Because Mennonites have historically understood loyalty to Christ and loyalty to country to be often in conflict -- especially when Jesus' call to nonviolence conflicts with the nation's call to war -- the college has traditionally not played the national anthem at sporting events.
For a year, it reversed that practice. However, on June 6, 2011, the college board of directors returned the college to past practice. This is their statement:
“As a result of a thoughtful, thorough, prayerful period of listening, learning and discerning, it is the Board’s judgment that continuing to play the national anthem compromises our ability to advance the vision together. As a result, the President should find an alternative to playing the National Anthem that fits with sports tradition, that honors country, that resonates with our core values and that respects the views of diverse constituencies.”

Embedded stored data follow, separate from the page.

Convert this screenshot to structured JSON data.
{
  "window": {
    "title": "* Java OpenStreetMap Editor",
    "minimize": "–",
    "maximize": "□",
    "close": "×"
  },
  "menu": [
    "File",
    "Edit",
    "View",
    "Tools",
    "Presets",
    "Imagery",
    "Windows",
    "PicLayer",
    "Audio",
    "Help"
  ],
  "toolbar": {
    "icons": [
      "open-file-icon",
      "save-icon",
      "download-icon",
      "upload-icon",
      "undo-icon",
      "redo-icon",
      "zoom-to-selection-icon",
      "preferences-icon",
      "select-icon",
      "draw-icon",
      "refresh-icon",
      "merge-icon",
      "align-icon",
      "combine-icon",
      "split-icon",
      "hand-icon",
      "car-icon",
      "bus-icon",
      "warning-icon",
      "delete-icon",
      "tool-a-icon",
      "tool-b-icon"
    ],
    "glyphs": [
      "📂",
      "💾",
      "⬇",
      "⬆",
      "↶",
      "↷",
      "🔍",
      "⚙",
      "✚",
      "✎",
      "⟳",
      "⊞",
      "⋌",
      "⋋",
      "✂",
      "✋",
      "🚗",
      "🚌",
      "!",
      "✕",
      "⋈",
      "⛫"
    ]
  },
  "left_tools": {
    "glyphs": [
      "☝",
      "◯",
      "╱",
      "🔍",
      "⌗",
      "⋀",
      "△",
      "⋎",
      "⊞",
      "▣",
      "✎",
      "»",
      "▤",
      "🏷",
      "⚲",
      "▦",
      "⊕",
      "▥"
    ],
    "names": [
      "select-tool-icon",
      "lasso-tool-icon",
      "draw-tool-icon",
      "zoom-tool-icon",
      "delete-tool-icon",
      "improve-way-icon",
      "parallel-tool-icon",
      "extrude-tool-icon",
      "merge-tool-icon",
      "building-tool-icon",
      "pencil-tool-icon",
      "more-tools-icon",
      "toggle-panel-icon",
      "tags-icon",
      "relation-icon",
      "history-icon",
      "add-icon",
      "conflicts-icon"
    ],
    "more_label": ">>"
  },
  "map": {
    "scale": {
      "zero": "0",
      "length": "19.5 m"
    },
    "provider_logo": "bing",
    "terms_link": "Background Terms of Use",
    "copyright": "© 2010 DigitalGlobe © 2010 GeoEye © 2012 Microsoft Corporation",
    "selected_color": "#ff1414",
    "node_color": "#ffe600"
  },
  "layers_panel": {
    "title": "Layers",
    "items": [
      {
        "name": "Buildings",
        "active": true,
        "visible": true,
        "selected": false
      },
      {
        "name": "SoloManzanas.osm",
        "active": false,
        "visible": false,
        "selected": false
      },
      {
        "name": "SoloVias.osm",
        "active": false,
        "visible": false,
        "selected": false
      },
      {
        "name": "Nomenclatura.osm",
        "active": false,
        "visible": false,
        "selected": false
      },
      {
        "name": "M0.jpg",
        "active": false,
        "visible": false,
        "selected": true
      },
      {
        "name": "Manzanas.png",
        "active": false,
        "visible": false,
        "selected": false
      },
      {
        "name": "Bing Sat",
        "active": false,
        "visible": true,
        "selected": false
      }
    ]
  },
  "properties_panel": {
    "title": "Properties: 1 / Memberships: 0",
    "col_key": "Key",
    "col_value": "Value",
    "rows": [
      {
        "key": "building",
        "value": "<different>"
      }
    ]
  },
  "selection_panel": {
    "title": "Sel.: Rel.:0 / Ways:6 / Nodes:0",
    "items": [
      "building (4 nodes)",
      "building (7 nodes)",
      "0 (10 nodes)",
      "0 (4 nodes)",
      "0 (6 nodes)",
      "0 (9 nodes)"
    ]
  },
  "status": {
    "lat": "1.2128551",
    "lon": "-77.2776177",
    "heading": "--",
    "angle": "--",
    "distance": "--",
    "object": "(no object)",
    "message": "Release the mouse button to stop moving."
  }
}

This group is for those who are against Goshen College playing the national anthem.
Those who disagree with the purpose of this group and would like to debate/discuss the issue are invited to use the group "Discussion of Goshen College and the National Anthem." There is also a group called "For Goshen College Honoring Our Country with the National Anthem." Posts and comments challenging the purpose of this group will be removed. There are other groups for those comments.
Having lived around Mennonites and having a limited understanding of their tradition, I'm not sure why they should feel obligated to play anything at all; but if the tradition of playing patriotic music before a game is just too strong to resist, I would suggest "God of Our Fathers, Who in Ages Past," sometimes known as "National Hymn."
Blind loyalty to a country is nationalism, not patriotism. In America, patriotism is loyalty to the principles on which the country was founded. When the government of a country betrays the principles on which the country was founded, the true patriot will work to alter or abolish that government. Thomas Jefferson said so, July 4, 1776; reaffirmed by the Ohio Constitution (Article I, Section 2), March 10, 1851.